(Ethics, Integrity & Aptitude - Theory)General Studies Paper 4
Question:- 38. Personal privacy becomes frivolous if it compromises with national security. Hence, personal privacy, at all times must relegate state security. Do you agree? Justify. Answer in 150 words.
Aug 12, 2022



The technological advancement has pushed individual data in the public domain and hence, there is mass data gathering, analysis and storage by the governments and private businesses. While the businesses use the data for commercial purposes, the governments have a responsibility of safeguarding sovereignty of the nation and protecting the people. This has led to the growing interest of governments and security agencies around the globe to develop sophisticated algorithms using the power of Big-Data, Machine-Learning and Artificial Intelligence to enable them to collect and store thousands of data points on every individual. However, this has led to a new debate about the basic human right of privacy which at times stands in contrast to such massive data collection and sharing.

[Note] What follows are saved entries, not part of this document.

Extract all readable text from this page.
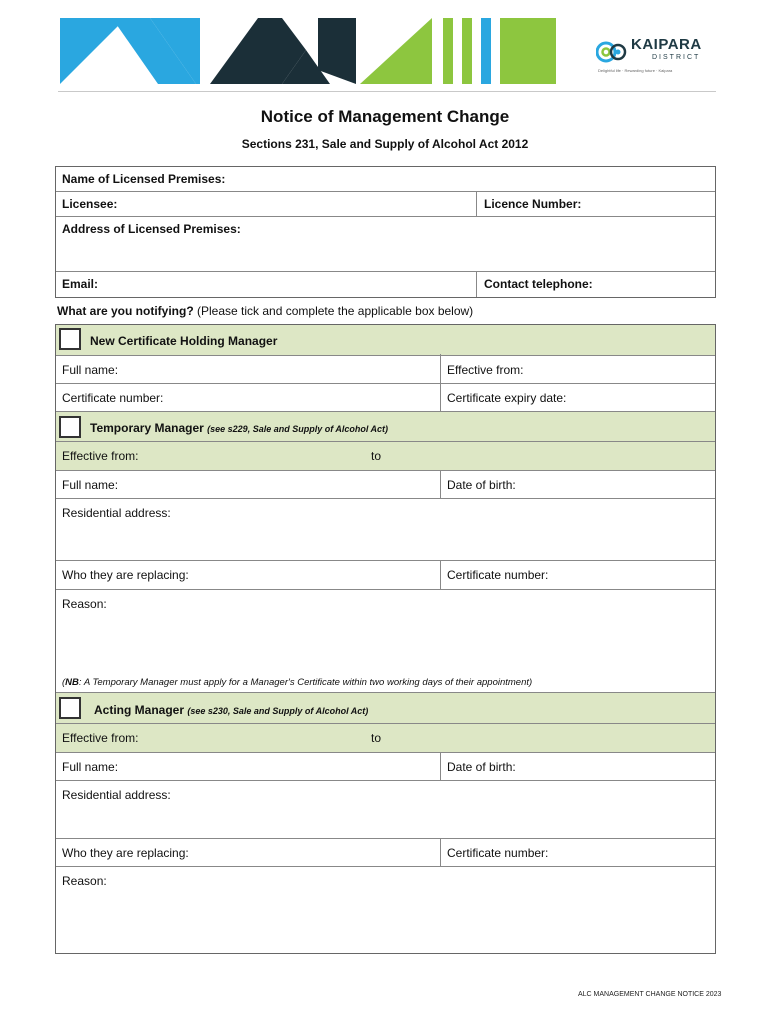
KAIPARA
DISTRICT
Delightful life · Rewarding future · Kaipara
Notice of Management Change
Sections 231, Sale and Supply of Alcohol Act 2012
Name of Licensed Premises:
Licensee:	Licence Number:
Address of Licensed Premises:
Email:	Contact telephone:
What are you notifying? (Please tick and complete the applicable box below)
New Certificate Holding Manager
Full name:	Effective from:
Certificate number:	Certificate expiry date:
Temporary Manager (see s229, Sale and Supply of Alcohol Act)
Effective from:	to
Full name:	Date of birth:
Residential address:
Who they are replacing:	Certificate number:
Reason:
(NB: A Temporary Manager must apply for a Manager's Certificate within two working days of their appointment)
Acting Manager (see s230, Sale and Supply of Alcohol Act)
Effective from:	to
Full name:	Date of birth:
Residential address:
Who they are replacing:	Certificate number:
Reason:
ALC MANAGEMENT CHANGE NOTICE 2023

  1. 1.The ‘common good’ outweighs personal preferences in many cases.
  2. 2.Due to rising threats through cyber-space it has become necessary for the government to keep an eye on the data for greater security of the nation.
  3. 3.Collection of data by big tech-giants might lead to monopolization and a new form of dependence might arise, hence, impacting the sovereignty of the nation.
  4. 4.To reduce the chances of terrorists entering our country, some loss of privacy and tighter security measures are required. Creating a wider security network via internet surveillance makes a much more effective security measure.
  5. 5.The wider net of national security measures can identify racially or religiously motivated criminals and act against them before harm is caused to others.



  1. 1.A person has the right to determine what sort of information about them is collected and how that information is used. Allowing organizations for data collection and inspection under the cloak of keeping people safe violates this right, instead of safeguarding it.
  2. 2.The government’s surveillance may not be always about increasing security. It can be used to avoid transparency, leading to the loss of basic human rights. Such questions came into picture when biometric information collection was done for generating Aadhar cards and they were made compulsory for availing services provided by the government.
  3. 3.In a democracy, governments keep on changing after elections. Hence, there are always chances of data being misused by the outgoing government for their interest in future or to influence how people vote. Such cases have already been seen in case of US which is a developed country and far more tech savvy than India is today.
  4. 4.In the seminal Justice K.S. Puttaswamy (Retd) vs. Union of India case, the Supreme Court of India ordered that the right to privacy is an intrinsic part of the right to life and personal freedom guaranteed by the Indian constitution. Hence, any violation of privacy stands in stark contrast to this fundamental right.



National security is critical and paramount to India’s prosperity. However, we need to maintain a fine balance between privacy of individual and state interest as none of them comes second in a democracy.  Although exceptional circumstances might arise where individual privacy takes a back seat to safeguard national security, it cannot be established as a norm in a country guided by the ideals of freedom, liberty and equality enshrined in the Constitution.